Her zaman yalnızca bir konuda çekişiyorlarmış: Bu dünyada en iyi nedir? Bütün meseleleri bu konuymuş.

— Sütten iyi bir şey yok, diyormuş Kedi, -Bir de fare yakalamak!

— Yok! Diye itiraz ediyormuş Köpek, -Hepsinden iyisi kemik!

–Taze ot yemek hepsinden daha iyidir!” Diye meliyormuş Keçi.

–Yalan, yalan konuşuyorsun, -diyormuş Horoz, -Taze buğday taneleri hepsinden iyidir!

Onlar birbirleriyle hep böyle çekişiyorlarmış. Üstelik birbirlerinin sözünü de hiç dinlemiyorlarmış.

K̆AYİ MU NOREN?

Ar avlis skidut̆es K̆at̆u, Coğori, Txa do Mamuli.

Lumcis hentepe ok̆oibğenan bak̆işi yanis do ok̆oiç̆irt̆olaman.

Xvala ar dulyaşeni p̆anda niza ikumt̆es: Dunyas mtelişen k̆ayi mu noren?
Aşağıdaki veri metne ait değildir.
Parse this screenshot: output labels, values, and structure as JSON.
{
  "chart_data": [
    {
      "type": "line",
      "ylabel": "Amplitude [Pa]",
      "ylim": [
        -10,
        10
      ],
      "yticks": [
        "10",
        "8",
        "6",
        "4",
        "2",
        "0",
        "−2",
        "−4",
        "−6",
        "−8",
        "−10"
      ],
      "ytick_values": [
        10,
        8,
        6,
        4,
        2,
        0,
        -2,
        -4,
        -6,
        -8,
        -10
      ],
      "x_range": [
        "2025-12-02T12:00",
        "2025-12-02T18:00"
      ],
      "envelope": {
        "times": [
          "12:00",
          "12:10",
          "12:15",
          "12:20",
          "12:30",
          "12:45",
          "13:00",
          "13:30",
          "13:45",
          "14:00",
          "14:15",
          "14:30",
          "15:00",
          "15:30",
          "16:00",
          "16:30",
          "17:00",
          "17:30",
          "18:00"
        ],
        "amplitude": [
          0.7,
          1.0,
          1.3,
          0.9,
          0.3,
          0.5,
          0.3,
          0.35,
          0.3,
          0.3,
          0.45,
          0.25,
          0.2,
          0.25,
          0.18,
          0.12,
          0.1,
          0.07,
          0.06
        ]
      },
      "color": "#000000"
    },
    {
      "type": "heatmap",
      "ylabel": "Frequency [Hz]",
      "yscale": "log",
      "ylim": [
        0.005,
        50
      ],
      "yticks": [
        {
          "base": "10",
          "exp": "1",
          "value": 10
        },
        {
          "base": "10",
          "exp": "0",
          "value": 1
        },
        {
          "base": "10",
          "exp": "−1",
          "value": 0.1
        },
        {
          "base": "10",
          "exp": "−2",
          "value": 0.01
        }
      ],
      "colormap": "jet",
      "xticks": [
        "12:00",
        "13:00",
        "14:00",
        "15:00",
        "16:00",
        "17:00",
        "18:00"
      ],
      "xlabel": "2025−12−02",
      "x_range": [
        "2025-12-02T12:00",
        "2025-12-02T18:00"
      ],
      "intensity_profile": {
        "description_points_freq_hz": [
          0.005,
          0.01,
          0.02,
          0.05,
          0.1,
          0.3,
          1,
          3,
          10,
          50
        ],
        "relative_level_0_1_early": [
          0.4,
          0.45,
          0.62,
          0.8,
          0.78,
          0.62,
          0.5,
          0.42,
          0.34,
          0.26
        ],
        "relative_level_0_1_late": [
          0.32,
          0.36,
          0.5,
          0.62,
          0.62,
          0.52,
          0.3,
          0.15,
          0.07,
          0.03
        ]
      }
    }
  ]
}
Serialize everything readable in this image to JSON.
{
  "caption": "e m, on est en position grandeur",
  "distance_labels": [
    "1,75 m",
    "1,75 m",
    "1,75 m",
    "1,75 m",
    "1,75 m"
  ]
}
Haya t̆u hentepeşi

dava.

— Mjaşen k̆ayi mutu va ren, zop̆ont̆u K̆at̆uk, -Mtugişi oç̆oputi k̆ayi ren!

— Var! -Uramt̆u Coğorik, -mtelişen k̆ayi ilepe renan.

— Larde tipis oç̆k̆omu mtelişen k̆ayi ren, -p̆et̆elamt̆u Txak.

— Mʒudi, mʒudi zop̆on, -tkumert̆u Mamulik, -ağani dik̆aş k̆ak̆alepe mtelişen k̆ayi renan.

Haşo niza ikoman hentepek do artikatişi nena var uucaman.

[Kaynak kitap: Ǯitaşi İskenderi, M. Vanişi, S. Koseşi, “Ok̆itxuşeni Supara/ Majurani fila” , Abazistanişi Devletiş gamamşkumale, Sohum, 1937, Gürcistan SSC., SSCB (1937 Latin Alfabesinden 1984 Latin Alfabesine çevriyazı ve Lazcadan Türkçeye çeviri: Ali İhsan Aksamaz, İstanbul, 1997)]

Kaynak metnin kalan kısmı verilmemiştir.